The long-awaited trial for the killings in the stadium began on September 28, 2022, by which time Camara had left office. On 4 November 2023, a heavily armed group broke Camara and three other officials out of the Conakry jail during clashes that left nine people dead. He was recaptured hours later. On July 31, 2024, Camara was convicted for the killings and was sentenced to 20 years' imprisonment. On March 28, 2025 Camara was granted a humanitarian pardon by President Mamady Doumbouya.

==Death toll controversy==
Three days after the incident, the junta stuck to asserting a death toll of 56, while they were accused of secretly burying several bodies in the Alpha Yaya Diallo military camp. Both, Guinean Organisation for the Defence of Human Rights (OGDH) and African Assembly for the Defence of Human Rights (RADDHO) confirmed that it had received requests from families to look into the alleged clandestine burials performed by the military. The cold rooms at a hospital were opened for journalists on 1 October. Hassan Bah, the forensic expert who allowed the media into the morgues denied the occurrence of any secret burials by soldiers.

==International reactions==

The firing by security forces received international criticism.

Chile – The Ministry for Foreign Affairs of Chile issued a statement, that "facing a wholesale slaughter of people for political reasons, atrocities and extreme violence, Chile demands from the authorities of Guinea immediate action leading to prosecution of perpetrators, the release of opposition leaders, the restoration of order and respect for civil and political rights so as to ensure a peaceful transition to democracy soon".

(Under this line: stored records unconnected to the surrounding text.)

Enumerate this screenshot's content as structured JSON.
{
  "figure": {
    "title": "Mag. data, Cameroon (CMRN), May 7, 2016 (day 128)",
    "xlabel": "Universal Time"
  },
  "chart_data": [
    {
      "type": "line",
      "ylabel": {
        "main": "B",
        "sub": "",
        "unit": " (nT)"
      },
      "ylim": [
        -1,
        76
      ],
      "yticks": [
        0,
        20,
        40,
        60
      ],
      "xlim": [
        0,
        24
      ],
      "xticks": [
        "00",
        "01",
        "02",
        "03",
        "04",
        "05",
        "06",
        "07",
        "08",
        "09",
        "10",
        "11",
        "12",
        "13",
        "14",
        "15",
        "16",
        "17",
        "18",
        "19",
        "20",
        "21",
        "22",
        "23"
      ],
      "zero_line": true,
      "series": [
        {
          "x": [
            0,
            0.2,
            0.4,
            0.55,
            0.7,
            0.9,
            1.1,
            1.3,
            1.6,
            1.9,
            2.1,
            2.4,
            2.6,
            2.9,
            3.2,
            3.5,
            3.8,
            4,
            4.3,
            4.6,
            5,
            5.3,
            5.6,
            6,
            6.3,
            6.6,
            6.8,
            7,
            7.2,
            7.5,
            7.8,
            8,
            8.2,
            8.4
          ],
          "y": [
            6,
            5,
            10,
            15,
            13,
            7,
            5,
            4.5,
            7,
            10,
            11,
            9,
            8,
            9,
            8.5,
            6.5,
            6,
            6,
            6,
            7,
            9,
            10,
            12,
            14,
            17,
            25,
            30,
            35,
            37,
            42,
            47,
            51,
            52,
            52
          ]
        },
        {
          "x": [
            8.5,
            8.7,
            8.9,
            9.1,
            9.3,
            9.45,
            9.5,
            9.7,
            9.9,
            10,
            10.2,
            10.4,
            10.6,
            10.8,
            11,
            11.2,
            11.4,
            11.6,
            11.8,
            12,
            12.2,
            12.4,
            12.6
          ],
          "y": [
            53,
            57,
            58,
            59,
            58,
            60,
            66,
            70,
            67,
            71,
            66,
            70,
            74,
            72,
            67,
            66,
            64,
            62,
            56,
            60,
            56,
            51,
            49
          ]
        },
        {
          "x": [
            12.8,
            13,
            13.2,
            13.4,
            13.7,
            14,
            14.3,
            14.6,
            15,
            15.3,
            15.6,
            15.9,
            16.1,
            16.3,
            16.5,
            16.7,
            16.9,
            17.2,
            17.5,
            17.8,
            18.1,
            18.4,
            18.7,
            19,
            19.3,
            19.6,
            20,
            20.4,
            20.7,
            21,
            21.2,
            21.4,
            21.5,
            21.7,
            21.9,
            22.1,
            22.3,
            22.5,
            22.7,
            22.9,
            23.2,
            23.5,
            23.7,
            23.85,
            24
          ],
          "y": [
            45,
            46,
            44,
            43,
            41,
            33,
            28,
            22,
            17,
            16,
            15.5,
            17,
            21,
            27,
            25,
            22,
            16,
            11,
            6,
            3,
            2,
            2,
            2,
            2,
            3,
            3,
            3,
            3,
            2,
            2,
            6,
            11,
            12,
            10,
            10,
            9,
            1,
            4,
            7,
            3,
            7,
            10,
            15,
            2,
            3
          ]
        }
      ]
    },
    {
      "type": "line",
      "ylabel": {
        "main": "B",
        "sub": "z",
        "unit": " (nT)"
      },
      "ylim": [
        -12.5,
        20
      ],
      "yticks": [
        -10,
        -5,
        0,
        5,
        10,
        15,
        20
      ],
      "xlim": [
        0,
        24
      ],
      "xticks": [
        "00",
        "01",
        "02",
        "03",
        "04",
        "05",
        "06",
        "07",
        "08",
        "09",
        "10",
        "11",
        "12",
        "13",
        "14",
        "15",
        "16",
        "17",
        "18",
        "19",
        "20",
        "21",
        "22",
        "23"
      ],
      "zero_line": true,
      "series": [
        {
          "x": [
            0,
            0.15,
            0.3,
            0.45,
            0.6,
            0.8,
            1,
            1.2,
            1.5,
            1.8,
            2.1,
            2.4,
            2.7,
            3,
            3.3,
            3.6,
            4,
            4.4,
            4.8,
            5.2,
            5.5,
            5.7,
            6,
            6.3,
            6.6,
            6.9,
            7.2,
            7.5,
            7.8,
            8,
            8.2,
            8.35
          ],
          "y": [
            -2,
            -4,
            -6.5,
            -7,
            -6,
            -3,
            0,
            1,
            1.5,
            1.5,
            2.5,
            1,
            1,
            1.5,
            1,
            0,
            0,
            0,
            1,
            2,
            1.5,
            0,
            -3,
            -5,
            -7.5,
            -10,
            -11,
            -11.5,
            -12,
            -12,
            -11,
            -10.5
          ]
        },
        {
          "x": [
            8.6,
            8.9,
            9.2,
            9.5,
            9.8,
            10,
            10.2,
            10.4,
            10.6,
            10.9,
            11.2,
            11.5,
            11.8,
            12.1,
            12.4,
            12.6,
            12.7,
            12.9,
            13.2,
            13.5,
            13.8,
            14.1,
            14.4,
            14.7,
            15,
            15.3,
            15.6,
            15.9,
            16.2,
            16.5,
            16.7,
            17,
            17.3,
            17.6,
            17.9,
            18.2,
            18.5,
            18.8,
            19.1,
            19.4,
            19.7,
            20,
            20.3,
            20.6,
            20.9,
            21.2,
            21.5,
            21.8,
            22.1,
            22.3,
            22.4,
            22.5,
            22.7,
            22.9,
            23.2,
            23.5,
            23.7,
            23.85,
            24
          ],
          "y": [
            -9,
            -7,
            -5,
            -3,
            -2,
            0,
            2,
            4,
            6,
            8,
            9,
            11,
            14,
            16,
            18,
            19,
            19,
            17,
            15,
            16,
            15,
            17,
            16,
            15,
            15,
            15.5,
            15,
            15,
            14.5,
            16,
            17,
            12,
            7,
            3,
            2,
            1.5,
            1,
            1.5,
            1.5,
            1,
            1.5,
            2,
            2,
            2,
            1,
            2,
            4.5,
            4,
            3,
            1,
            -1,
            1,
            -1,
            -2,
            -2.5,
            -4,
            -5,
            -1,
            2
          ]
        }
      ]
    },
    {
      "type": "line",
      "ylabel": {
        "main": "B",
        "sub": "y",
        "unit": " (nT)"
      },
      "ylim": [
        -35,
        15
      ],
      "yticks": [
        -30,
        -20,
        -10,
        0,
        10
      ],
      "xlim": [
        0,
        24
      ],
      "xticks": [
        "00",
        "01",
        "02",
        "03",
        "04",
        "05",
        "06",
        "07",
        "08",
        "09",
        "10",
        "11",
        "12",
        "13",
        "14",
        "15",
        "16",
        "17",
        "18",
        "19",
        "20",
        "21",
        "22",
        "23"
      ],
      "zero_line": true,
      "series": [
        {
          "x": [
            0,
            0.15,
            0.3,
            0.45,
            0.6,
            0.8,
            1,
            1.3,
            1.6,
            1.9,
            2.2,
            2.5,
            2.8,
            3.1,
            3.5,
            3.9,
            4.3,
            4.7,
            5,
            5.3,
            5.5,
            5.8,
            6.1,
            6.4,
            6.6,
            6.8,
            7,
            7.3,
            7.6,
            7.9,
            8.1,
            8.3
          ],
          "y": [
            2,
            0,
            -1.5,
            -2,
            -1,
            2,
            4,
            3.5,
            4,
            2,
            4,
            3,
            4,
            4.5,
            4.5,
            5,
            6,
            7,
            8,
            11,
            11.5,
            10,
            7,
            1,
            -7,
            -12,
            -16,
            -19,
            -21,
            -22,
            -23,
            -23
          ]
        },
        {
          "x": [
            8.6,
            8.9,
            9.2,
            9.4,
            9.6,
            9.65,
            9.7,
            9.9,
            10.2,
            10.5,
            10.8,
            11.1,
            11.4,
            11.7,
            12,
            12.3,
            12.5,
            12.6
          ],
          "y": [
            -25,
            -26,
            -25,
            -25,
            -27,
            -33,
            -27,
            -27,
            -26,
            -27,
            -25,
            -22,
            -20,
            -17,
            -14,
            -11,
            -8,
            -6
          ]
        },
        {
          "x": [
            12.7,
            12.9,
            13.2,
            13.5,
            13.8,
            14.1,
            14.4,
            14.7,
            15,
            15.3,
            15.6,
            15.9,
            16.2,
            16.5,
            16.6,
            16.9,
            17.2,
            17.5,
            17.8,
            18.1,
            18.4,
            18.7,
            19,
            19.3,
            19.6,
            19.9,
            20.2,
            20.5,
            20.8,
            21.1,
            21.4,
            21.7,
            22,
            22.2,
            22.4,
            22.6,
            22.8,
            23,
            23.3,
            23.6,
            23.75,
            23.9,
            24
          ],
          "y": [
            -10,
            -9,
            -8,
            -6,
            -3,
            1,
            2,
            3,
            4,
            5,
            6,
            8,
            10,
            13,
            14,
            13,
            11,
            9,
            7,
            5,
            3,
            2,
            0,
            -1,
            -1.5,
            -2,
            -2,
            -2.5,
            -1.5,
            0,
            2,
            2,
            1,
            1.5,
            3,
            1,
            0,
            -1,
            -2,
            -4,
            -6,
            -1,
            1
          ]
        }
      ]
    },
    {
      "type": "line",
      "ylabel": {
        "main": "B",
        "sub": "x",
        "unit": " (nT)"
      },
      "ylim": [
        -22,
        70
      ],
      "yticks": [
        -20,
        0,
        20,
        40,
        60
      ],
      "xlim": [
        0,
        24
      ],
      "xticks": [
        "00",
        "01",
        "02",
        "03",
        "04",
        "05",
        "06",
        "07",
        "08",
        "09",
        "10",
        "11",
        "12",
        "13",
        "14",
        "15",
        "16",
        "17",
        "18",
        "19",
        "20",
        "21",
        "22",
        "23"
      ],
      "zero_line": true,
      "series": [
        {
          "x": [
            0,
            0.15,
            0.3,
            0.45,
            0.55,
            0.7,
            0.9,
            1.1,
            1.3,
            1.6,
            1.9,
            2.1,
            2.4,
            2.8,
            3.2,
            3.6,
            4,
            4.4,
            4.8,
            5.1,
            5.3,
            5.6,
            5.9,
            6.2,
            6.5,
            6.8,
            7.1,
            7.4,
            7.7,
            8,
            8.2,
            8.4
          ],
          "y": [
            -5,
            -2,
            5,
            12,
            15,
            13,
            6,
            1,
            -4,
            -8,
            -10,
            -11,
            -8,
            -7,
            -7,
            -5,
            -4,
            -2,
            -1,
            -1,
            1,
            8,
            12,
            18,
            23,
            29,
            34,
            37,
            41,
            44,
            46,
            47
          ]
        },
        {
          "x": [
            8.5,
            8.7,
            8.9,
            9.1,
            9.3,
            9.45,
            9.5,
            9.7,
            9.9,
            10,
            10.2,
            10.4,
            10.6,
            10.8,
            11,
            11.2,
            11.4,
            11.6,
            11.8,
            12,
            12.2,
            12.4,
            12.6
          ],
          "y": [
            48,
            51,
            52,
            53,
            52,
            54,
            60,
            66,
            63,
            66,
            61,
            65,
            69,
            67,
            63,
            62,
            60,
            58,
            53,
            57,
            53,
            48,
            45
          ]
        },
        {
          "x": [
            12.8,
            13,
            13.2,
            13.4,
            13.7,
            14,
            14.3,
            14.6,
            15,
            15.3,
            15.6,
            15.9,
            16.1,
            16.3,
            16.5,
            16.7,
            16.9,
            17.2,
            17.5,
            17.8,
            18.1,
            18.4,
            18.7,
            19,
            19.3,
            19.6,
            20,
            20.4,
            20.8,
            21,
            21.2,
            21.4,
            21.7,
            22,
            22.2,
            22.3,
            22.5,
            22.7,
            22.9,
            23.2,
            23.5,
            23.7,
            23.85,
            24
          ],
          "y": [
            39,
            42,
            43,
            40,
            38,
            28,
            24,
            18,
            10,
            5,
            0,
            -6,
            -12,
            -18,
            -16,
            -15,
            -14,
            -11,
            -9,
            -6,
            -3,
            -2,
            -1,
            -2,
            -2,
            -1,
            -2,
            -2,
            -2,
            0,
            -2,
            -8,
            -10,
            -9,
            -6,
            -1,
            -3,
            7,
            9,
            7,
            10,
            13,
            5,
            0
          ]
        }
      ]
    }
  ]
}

France – France, in its statement initially condemned the violent nature of the protests by the opposition demonstrators, but later suspended its military ties with Guinea and called for a European Union (EU) meeting.

United States – The United States urged the junta government to "stand by its promise to hold free, fair, timely and transparent elections in which no member of the ruling junta will participate".

The African Union was concerned about the "deteriorating situation" in the country, and indicated their intent to impose sanctions against Guinea if Camara ran in the next presidential elections.

European Union – Javier Solana, the foreign policy chief of EU, called for the immediate release of arrested pro-democracy leaders and urged the government to "exercise maximum restraint and ensure a peaceful and democratic transition". On 21 October, the EU Council announced an arms embargo and sanctions against individuals in the junta.

Liberia- The president of Liberia, Ellen Johnson Sirleaf, has called for an ECOWAS summit on this matter.

On account of aggravation of political tension in Guinea due to this incident, FIFA decided to change the venue of the 2010 World Cup qualifier between Guinea and Burkina Faso, citing safety concerns. The game was played in Accra, Ghana instead of Conakry.

==International inquiries==
Human Rights Watch (HRW) issued a report in December 2009 implicating several CNDD leaders in the massacre, and indicating that the events may constitute crimes against humanity.

The United Nations released a 60-page report in 2009, describing the violence carried against protestors especially women. According to the U.N panel, 109 women and girls had been raped or sexually mutilated. The U.N Commission reached the same conclusion of the HRW by stating that it is " reasonable to conclude" that violence observed during the attack constitutes crimes against humanity. The report was also sent to the security council, The African Union, Guinea's government and ECOWAS.